A Path Integral for Chord Diagrams and Chaotic-Integrable Transitions in Double Scaled SYK
Micha Berkooz, Nadav Brukner, Yiyang Jia, Ohad Mamroud
TL;DR
The paper develops a robust path integral framework for chord diagrams with two species to study chaotic-to-integrable transitions in double-scaled SYK and p-spin systems. By coarse graining chord diagrams and deriving exact and semiclassical path integrals, it connects the dynamics to Liouville-type equations and yields a clear two-phase structure: a chaotic phase linked to the chaotic Hamiltonian and a quasi-integrable phase tied to the integrable one, separated by a low-temperature first-order transition. The methodology extends to generic Hamiltonians, enabling RG-flow-like analyses and rich phase diagrams that include zero-temperature transitions in certain parameter regimes.

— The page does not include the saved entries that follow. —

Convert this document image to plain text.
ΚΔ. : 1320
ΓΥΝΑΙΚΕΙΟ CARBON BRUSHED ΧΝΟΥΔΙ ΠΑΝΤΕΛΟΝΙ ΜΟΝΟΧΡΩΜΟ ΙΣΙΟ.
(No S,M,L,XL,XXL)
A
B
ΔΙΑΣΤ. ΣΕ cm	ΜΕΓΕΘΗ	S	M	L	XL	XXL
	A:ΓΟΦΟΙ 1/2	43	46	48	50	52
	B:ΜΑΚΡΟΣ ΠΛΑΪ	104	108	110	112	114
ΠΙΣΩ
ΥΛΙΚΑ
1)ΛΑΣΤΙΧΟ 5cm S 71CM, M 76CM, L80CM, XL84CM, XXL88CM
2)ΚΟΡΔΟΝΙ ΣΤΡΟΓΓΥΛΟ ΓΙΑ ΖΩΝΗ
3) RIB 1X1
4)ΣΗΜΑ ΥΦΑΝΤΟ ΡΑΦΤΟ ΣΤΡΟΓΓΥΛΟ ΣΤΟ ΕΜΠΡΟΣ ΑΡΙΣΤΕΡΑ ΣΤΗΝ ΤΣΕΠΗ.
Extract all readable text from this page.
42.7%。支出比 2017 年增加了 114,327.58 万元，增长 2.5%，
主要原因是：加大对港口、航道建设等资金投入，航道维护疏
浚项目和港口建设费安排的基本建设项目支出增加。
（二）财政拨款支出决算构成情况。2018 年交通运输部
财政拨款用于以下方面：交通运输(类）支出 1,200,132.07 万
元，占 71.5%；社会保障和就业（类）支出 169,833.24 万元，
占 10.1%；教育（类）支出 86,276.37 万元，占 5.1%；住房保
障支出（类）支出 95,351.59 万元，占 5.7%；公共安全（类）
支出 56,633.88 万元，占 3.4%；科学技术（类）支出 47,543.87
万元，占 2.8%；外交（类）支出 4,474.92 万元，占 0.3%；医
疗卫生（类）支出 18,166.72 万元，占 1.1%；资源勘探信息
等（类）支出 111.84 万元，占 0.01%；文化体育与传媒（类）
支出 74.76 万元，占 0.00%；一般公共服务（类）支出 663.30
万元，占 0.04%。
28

These results illuminate how chaos can be systematically controlled and mapped in holographic and many-body contexts, with potential experimental implications for programmable quantum simulators. The work provides a versatile toolkit—combining coarse-grained chord counting, transfer matrices, and Liouville dynamics—that can be applied to a broad class of double-scaled systems beyond DS-SYK and p-spin.
Abstract
We study transitions from chaotic to integrable Hamiltonians in the double scaled SYK and $p$-spin systems. The dynamics of our models is described by chord diagrams with two species. We begin by developing a path integral formalism of coarse graining chord diagrams with a single species of chords, which has the same equations of motion as the bi-local ($GΣ$) Liouville action, yet appears otherwise to be different and in particular well defined. We then develop a similar formalism for two types of chords, allowing us to study different types of deformations of double scaled SYK and in particular a deformation by an integrable Hamiltonian. The system has two distinct thermodynamic phases: one is continuously connected to the chaotic SYK Hamiltonian, the other is continuously connected to the integrable Hamiltonian, separated at low temperature by a first order phase transition. We also analyze the phase diagram for generic deformations, which in some cases includes a zero-temperature phase transition.